Operator PMMLScoring

The PMMLScoring operator scores tuple data it receives on the first input port against a previously loaded PMML model. The model can be loaded from a file on startup. In addition the model can be loaded and updated from a blob received on the second input port during runtime.

Model input fields (predictors) are populated from attribute values on the input port. The user needs to specify a mapping from streams attributes to predictors (see parameter modelInputAttributeMapping). The model output data can be mapped to streams attributes on the output port. The user needs to specify the ouput mapping as well (see parameter modelOutputAttributeMapping).

The scored record is send to the first output port, together with additional model metadata and error indicators.

The operator uses the SPSS analytics engine to process the PMML models.

Consistent Region Support

The operator cannot participate in a consitent region.

Restrictions

Currently not all model types defined in the PMML standard are supported. See section 'Supported model types' below
SPSS native (non PMML standard) model types are not supported
Passing null values to model input fields is not supported
Feature output mappings are only supported for some model types. Use JSON raw output for these cases. See section 'Supported model types' below

Supported model types: Details on the supported model types and restrictions on these types.

Supported model Features for output mappings: Details on the feature output mappings.

Input/Output mapping sample: This sample uses the Drug Study model provided in the SPSS modeler tutorials and in Watson Studio.

Summary

Ports

This operator has 2 input ports and 1 output port.

Windowing

This operator does not accept any windowing configurations.

Parameters

This operator supports 8 parameters.

Required: modelInputAttributeMapping

Optional: errorReasonAttributeName, initialModelProvisioningTimeout, modelOutputAttributeMapping, modelPath, rawResultAttributeName, successAttributeName, wmlMetaDataAttributeName

Metrics

This operator does not report any metrics.

Properties

Implementation: Java

Input Ports

Ports (0)

Port that ingests tuples to score against the current model.

Attributes in the input schema can be mapped to input fields (predictors) in the model. For details see the operator parameter modelInputAttributeMapping.

If no model is loaded when an input tuple arrives, the tuple is forwarded to the ouput port with an error indication. See parameters successAttributeName and errorReasonAttributeName for more details. This can happen if no initial model is loaded from a file. See parameter modelPath. To avoid this error you may set an initial delay time during which tuples are blocked. If a model is loaded via the second port of the operator within that time, tuple proccessing is resumed and no errors are produced. See parameter initialModelProvisioningTimeout.

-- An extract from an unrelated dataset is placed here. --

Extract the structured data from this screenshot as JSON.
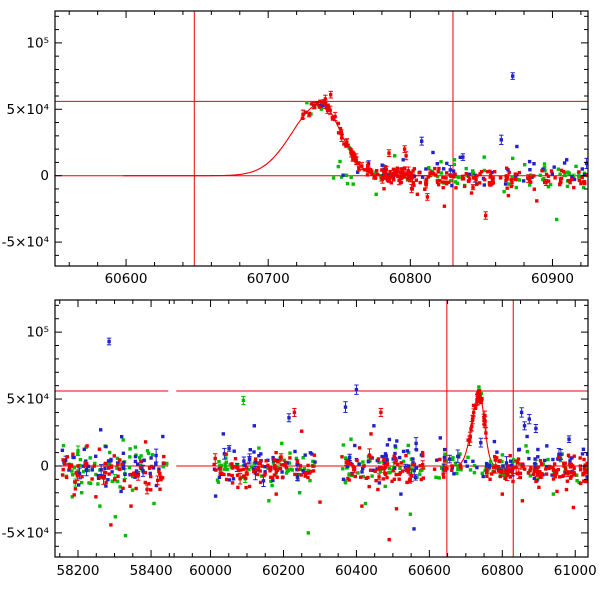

The Streams attributes used as predictors can be integral types, floating point types or strings.

Properties

Optional: false

ControlPort: false
WindowingMode: NonWindowed
WindowPunctuationInputMode: Oblivious

Ports (1)

Port that ingests tuples containing new model versions and model metadata. The tuple has to comform to the type ModelData defined in ModelData. If you are loading models from files, you should use that predefined type in your application. If you do not know about the metadata of your model, just set the corresponding fields to the string 'unknown'.

While the internal scoring engine is reinitialized with a new PMML model, tuple processing on the first input port is blocked.

Properties

Optional: true

ControlPort: true
WindowingMode: NonWindowed
WindowPunctuationInputMode: Oblivious

Output Ports

Assignments: Java operators do not support output assignments.

Ports (0)

The scored tuples will be sent to this port. The operator sets the attributes according to the provided output mapping.

Properties

Optional: false

WindowPunctuationOutputMode: Generating

Parameters

This operator supports 8 parameters.

Required: modelInputAttributeMapping

Optional: errorReasonAttributeName, initialModelProvisioningTimeout, modelOutputAttributeMapping, modelPath, rawResultAttributeName, successAttributeName, wmlMetaDataAttributeName

errorReasonAttributeName

Specifies the name of a Streams ouput attribute of type rstring. If set, an error description is stored in this attribute, in case the operation failed. If the scoring operation was successful, en empty string is stored in the attribute.

Properties

Type: rstring
Cardinality: 1
Optional: true

initialModelProvisioningTimeout

Setting this parameter causes the operator to wait for some time until the inital model is loaded. If the modelPath parameter is not used, no initial model is loaded from a file during operator startup. In this case the operator will send tuples to the output port without scoring them. Instead the error indicator is set. To allow for some wait time before the model is loaded from the WML repository, set the parameter to the number of seconds to wait before the initial model is loaded. If the model is not loaded within this time interval, the operator aborts.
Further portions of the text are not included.